When you begin phase one and avoid consuming certain foods and chemicals that you were addicted to . . . you may experience temporary withdrawal symptoms such as headache, flu-like symptoms, increased carbohydrate cravings, less energy, mood swings, or even temporary changes in bowel habits.


That's a nice way of describing what's happening to me. Have you ever heard the boiler system in an old building? *Pop, whistle, thunk, groan* Those were my inner sounds last night.



Happily, he goes on to say that this "detox reaction" is short-lived and can be ameliorated with increased hydration and a bit of rest.

The first phase of the diet emphasises greens, good proteins, and healthy oils. No-nos include bread and pasta. When I first gleefully observed to Stephanie that I'd be able to eat butter in phase one, she - with equal glee - immediately fired back, "what are you going to put it on, your hand?"

I blinked.

Shot down. She was so right. For a guy used to a bagel or toast every morning with my coffee, this was bad news. Oh well. No use crying over spilled carbohydrates.

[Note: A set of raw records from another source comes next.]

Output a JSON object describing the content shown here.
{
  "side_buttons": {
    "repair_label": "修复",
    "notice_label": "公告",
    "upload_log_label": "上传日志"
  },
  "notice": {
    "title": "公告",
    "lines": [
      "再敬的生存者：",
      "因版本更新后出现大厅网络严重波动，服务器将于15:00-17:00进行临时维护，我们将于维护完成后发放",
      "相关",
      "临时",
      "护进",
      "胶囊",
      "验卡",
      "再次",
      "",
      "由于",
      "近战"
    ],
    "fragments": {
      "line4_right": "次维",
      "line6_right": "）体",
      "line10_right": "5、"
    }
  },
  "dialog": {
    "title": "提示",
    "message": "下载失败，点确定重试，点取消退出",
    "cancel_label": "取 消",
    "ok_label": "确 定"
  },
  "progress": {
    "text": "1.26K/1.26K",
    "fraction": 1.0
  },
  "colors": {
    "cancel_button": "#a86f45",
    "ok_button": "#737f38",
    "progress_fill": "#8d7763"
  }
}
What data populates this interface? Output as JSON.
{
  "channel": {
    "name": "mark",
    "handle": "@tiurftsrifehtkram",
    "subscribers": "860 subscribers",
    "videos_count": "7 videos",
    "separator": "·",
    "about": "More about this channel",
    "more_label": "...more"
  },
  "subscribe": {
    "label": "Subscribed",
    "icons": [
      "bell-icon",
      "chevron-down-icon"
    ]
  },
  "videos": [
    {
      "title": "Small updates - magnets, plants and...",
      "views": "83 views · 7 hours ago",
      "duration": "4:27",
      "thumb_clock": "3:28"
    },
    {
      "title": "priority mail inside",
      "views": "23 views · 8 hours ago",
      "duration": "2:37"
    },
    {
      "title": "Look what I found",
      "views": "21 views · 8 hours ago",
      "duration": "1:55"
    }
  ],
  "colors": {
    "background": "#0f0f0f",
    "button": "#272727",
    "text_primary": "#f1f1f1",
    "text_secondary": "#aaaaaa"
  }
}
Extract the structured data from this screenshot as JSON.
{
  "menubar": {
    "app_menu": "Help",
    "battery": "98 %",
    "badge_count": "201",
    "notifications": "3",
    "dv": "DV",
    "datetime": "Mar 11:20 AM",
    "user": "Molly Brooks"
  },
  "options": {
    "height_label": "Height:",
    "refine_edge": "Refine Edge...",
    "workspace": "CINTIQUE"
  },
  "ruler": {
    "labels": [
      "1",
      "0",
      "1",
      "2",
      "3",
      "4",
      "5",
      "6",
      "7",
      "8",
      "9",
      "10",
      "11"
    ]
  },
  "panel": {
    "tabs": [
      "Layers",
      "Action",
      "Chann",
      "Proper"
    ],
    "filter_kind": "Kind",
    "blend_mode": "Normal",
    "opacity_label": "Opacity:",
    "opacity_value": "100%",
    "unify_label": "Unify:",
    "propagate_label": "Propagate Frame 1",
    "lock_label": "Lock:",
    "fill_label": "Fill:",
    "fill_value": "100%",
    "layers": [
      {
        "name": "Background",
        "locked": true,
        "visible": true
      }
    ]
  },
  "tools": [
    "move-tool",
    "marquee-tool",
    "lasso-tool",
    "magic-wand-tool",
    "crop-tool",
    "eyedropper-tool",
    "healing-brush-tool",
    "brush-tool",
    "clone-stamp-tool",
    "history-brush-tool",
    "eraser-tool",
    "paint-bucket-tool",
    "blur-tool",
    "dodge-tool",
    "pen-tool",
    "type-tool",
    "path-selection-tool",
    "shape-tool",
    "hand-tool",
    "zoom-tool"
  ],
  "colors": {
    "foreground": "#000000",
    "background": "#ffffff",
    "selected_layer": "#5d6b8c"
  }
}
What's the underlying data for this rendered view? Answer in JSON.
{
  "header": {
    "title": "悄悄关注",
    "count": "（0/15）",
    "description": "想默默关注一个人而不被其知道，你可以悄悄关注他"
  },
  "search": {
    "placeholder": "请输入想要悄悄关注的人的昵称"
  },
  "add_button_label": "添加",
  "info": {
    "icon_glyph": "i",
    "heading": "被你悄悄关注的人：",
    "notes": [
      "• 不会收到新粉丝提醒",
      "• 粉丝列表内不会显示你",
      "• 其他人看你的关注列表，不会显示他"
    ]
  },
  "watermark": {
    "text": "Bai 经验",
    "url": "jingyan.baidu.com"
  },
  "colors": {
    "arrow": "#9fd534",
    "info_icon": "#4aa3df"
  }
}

After all kids, it's a wilderness experience.

25 June 2008

Forty Days

A couple of weeks ago, Stephanie bought me a book to encourage me as I struggle to give up my fried-in-fat ways. The book, The Maker's Diet, is another publication in a series in which Jordan Rubin is trying to get people to go back to basics. Without getting caught up in criticisms about the expense of his supplements, his main thesis - that our bodies are made for traditional consumption of unprocessed foods - seems to be common sense. The plan I'm following lasts forty days and is designed to leave the adherent with a livable lifestyle.

And so I'm giving it a try.

Steph leads by example and she prepared our first meal together as she embarks on a similar dietary path.



I'll screw it up if I try to describe all of the good things she put into this attractive and tasty plate, but it filled and nourished us. In adddition to the dark greens and succulent tomatoes, Steph added some protein-rich sardines on the side (packed in water) and some slices of a very tasty sunchoke (also known as the Jerusalem artichoke, an exciting and versatile tuber). Some of the herbal components for this meal came from Steph's garden about which she'll write in the future.



I find it a little strange that many of us who live in the country buy everything we eat in the stores while this city girl tenderly cares for her herb garden and tomato plant outside her window. Each new sprig, bloom, and green fruit is welcomed by her with a great deal of enthusiasm.

And each is destined for a happy plate not too far away.